C’est pourquoi, le partenariat en matière de santé pose problème. Des partenaires comme Plan International ont beaucoup travaillé dans la Communauté Rurale mais en s’appuyant uniquement sur le poste de santé qui dépend du district sanitaire de Nioro du Rip. Or, ce dernier dans sa politique par l’intermédiaire du comité de santé du district sanitaire ne se préoccupe pas outre mesure de la fonctionnalité des comités des postes de santé. Ainsi, les ICP ont toutes les coudées franches pour manœuvrer indirectement les cases de santé. Leurs techniques utilisées dans le but de limiter les forces et acquis des cases se résument ainsi :
créer les conditions de pénurie de médicaments au niveau des cases de santé ;
récupérer par la suite tous les malades au niveau du poste ;
augmenter ainsi le chiffre d’affaires du poste et du montant alloué à l’ICP lors des bilans financiers par rapport au taux qui lui est accordé.
Voilà en gros ce que le déficit de formation des membres des organes nous a coûté !
Les ICP ne veulent pas des organes qui maitrisent leurs rôles et responsabilités car, cela entraîne la diminution de leurs profits. Il urge de coupler le transfert des compétences avec le transfert des connaissances et de la technicité par le biais des formations initiales et continuées des élus locaux potentiels.
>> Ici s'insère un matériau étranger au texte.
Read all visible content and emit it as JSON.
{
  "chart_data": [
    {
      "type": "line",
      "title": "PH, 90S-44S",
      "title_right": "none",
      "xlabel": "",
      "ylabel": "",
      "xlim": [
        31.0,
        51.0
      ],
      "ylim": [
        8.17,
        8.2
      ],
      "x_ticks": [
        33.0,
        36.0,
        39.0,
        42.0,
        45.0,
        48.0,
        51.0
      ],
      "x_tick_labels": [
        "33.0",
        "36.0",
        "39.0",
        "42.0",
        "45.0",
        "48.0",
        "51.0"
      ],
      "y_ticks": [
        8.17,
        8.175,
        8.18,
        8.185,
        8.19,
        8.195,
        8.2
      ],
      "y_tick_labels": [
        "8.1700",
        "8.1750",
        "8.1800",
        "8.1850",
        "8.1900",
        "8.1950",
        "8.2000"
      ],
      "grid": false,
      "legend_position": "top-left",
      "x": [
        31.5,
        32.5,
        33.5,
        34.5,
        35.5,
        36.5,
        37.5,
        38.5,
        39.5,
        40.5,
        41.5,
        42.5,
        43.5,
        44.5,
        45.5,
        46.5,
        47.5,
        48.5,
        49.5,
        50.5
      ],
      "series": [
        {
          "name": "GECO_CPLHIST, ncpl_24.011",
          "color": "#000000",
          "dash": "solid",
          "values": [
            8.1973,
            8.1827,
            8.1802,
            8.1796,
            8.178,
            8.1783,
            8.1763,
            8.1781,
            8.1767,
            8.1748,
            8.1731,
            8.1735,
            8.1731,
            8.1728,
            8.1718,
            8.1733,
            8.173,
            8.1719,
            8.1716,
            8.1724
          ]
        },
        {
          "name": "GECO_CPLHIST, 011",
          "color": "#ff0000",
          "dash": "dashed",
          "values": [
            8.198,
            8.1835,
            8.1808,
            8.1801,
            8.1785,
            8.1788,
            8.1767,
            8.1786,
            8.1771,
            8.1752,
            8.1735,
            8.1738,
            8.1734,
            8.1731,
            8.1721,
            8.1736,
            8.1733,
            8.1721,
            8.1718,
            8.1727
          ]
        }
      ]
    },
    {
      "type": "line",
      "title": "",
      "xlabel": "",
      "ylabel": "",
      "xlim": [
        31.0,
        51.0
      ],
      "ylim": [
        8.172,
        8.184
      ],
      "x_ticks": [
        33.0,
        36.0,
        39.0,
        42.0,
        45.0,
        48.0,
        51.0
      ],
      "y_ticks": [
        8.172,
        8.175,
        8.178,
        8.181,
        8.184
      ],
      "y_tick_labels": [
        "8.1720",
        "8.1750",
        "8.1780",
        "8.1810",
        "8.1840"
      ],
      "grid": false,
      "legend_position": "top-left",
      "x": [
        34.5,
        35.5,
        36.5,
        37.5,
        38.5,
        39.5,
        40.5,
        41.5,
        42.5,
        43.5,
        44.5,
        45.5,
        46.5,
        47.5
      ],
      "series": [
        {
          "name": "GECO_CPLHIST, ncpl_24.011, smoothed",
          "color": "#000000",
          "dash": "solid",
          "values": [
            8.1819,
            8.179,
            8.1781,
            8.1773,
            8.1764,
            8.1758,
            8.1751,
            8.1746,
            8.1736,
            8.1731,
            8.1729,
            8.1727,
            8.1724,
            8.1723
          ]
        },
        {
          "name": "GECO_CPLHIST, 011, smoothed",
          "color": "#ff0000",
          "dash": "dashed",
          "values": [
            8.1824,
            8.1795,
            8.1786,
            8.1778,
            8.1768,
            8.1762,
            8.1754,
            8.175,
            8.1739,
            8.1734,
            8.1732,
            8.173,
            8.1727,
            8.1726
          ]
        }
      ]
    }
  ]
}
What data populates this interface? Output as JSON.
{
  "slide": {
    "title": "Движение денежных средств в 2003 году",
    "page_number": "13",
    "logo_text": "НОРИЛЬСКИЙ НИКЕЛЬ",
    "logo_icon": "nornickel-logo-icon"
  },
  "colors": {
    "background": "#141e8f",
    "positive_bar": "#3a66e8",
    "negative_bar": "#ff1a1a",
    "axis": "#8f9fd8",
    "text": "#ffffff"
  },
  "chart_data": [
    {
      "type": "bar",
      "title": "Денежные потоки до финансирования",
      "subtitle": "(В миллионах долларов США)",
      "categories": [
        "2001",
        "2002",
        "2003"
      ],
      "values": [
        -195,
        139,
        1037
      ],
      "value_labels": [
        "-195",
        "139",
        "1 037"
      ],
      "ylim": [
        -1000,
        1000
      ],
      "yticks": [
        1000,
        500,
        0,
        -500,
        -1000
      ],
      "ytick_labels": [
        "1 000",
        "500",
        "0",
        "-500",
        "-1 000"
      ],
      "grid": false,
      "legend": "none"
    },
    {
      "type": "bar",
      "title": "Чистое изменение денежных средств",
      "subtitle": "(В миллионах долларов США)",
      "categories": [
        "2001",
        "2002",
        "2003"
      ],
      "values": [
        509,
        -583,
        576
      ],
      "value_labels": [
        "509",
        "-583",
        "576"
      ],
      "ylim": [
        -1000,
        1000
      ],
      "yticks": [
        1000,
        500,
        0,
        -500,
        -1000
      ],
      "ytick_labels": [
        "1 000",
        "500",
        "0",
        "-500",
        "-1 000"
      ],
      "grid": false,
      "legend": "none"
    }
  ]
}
Ce qui apparaît à travers cette fiche montre avec éloquence que les incohérences nées de la décentralisation et notamment du transfert des domaines de compétences aux collectivités locales n’ont fait que renforcer les pratiques d’opacité. Ce qui ne contribue guère à l’amélioration de la qualité et l’accessibilité des soins et à la bonne gestion des postes de santé.
Dans la pratique, il conviendrait de :
prévoir dans le budget une somme pour la formation des membres des dits organes ;
rendre opérationnelle la commission de santé ;
former les membres des organes sur : les rôles et responsabilités ; les techniques de communication ;
favoriser des rencontres permanents et réguliers entre acteurs de la santé.